Invisibility & "Immunity to Illusion Spells"


Rules Questions


Our group finally has finished book #3 of the Rise of the Runelords Adventure Path and will be heading into Book #4 in a month (after all vacation is over) with the new pathfinder rulebook in hand and characters rebuilt, etc.

I was reading ahead and was stuck by something mentioned in the Taiga Giant's stat block on page 84. After summoning spirits a Taiga Giant is immune to illusion spells. Invisibility is an illusion spell so why would they need to "See Invisible" on top of that?

Thanks for your time.

Liberty's Edge

This is not an official answer, but I would say that illusions are different from invisibility spells. A conjured illusion is a figment that conditions the senses to help the mind believe that something is present, while an invisibility spell does the exact opposite. It tries to condition the senses to help the mind believe that nothing is present.

So, there's a philosophical difference, even if there's not a game-mechanical difference.

The Exchange

You could also go the route that invisibility spells may work in such a way as that they bend light to flow around the subject of the spell. Kind of like the way some stage magicians cause things to disappear through the clever use of mirrors.


The Illusion School includes the following sub-designations (and others):

Figment
A figment spell creates a false sensation.

Glamer
A glamer spell changes a subject’s sensory qualities, making it look, feel, taste, smell, or sound like something else, or even seem to disappear.

So, yeah, it should be immune to Invisibility.
EDIT: if it is actually immune to all Illusion spells.


Invisibility is a glamer, not a mind effecting spell. The Giant is immune to any illusions that target it directly (Phantasmal killer, Shadow Conjuration, or most anything that spell resistance works on).


Usually, `immunity to X spells` means that it has effectively unbeatable spell resistance vs. those spells. Invisibility doesn`t allow SR to defeat it, so immunity to illusions wouldn`t defeat it (assuming you use that logic).

See http://www.d20srd.org/srd/specialAbilities.htm#spellImmunity for a citation.


Tilquinith wrote:
You could also go the route that invisibility spells may work in such a way as that they bend light to flow around the subject of the spell. Kind of like the way some stage magicians cause things to disappear through the clever use of mirrors.

That would probably be an evocation spell rather than an illusion spell though.

Sovereign Court

There was a 4 page Dragon article back in the day discussing the different types of illusion spells in the game. You'd have to decide how you feel illusions should work. The whole mental clouding versus light bending thing paradox of what really breaks down into a "Well it's magic so it works" kind of thing.

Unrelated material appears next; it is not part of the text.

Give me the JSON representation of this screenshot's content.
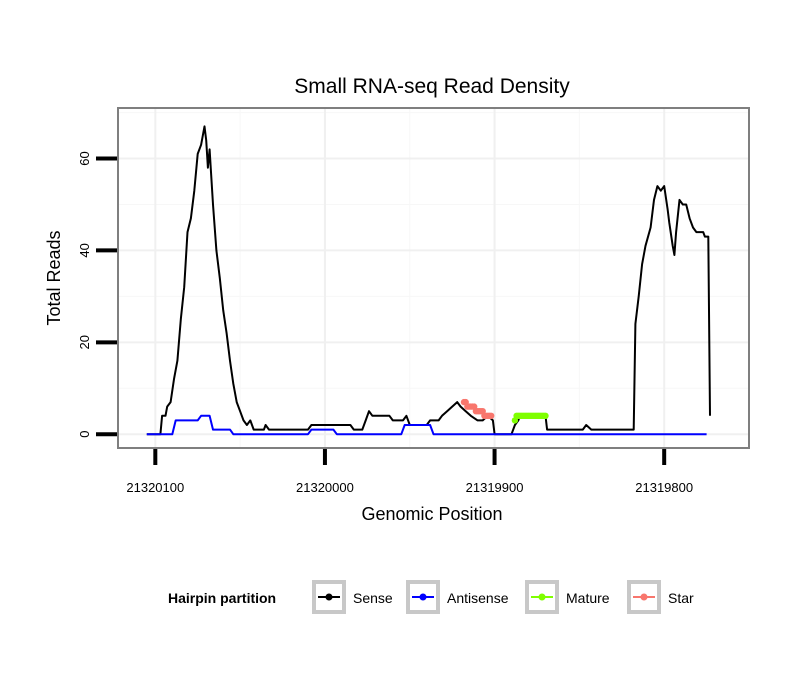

Being Immune to All Illusions to me seems like it wouldn't cover Invisibility. Immunity usually only applies to effects that specifically target the creature with the Immunity. Plus invisibility doesn't allow any kind of saving throw for people who see it, just for people who don't want to be made invisible. Just looking at someone whose invisible doesn't net you a will save for free, even if you know someone is invisible in front of you. No disbelief save. Plus a Golem can't see through invisibility, and their immune to way more then illusion magic.

Though there are illusions that don't target something that it'd make sense it could see through too with such an ability. Then you can also look at See Invisibility. A 2nd level divination spell trumps a 3rd level illusion spell.

Maybe it should just work like that for it, no being invisible from it. Perhaps it just can't process the details of the magic for it to be fooled by whatever trick invisibility pulls.


I would echo some of the sentiments already expressed here, and recommend that the giant's immunity to illusions be treated as immunity to mind-affecting illusions (patterns and phantasms) as well as any illusion-based effects that could or do target the giant and allow SR (such as anything resulting from shadow conjuration or shadow evocation). You may wish to include an automatically successful will save for any interaction with an illusion.

That said, I still believe invisibility would work against the giant unless it had activated its see invisibility option with its summoned spirits.


Immunity doesn't directly affect the target, so immunity to illusion doesn't help.

It's like saying "immune to weapon damage means that if I cut the rope that suspends you above lava, you will not get burned".

Plus, getting see invisible in the very same power is a strong indicator that the immunity itself doesn't help.

Scarab Sages

Caelinae wrote:

Our group finally has finished book #3 of the Rise of the Runelords Adventure Path and will be heading into Book #4 in a month (after all vacation is over) with the new pathfinder rulebook in hand and characters rebuilt, etc.

I was reading ahead and was stuck by something mentioned in the Taiga Giant's stat block on page 84. After summoning spirits a Taiga Giant is immune to illusion spells. Invisibility is an illusion spell so why would they need to "See Invisible" on top of that?

Thanks for your time.

The giant is immune to Illusions that target it.

Your God of Knowledge,
Nethys


Nethys wrote:
The giant is immune to Illusions that target it.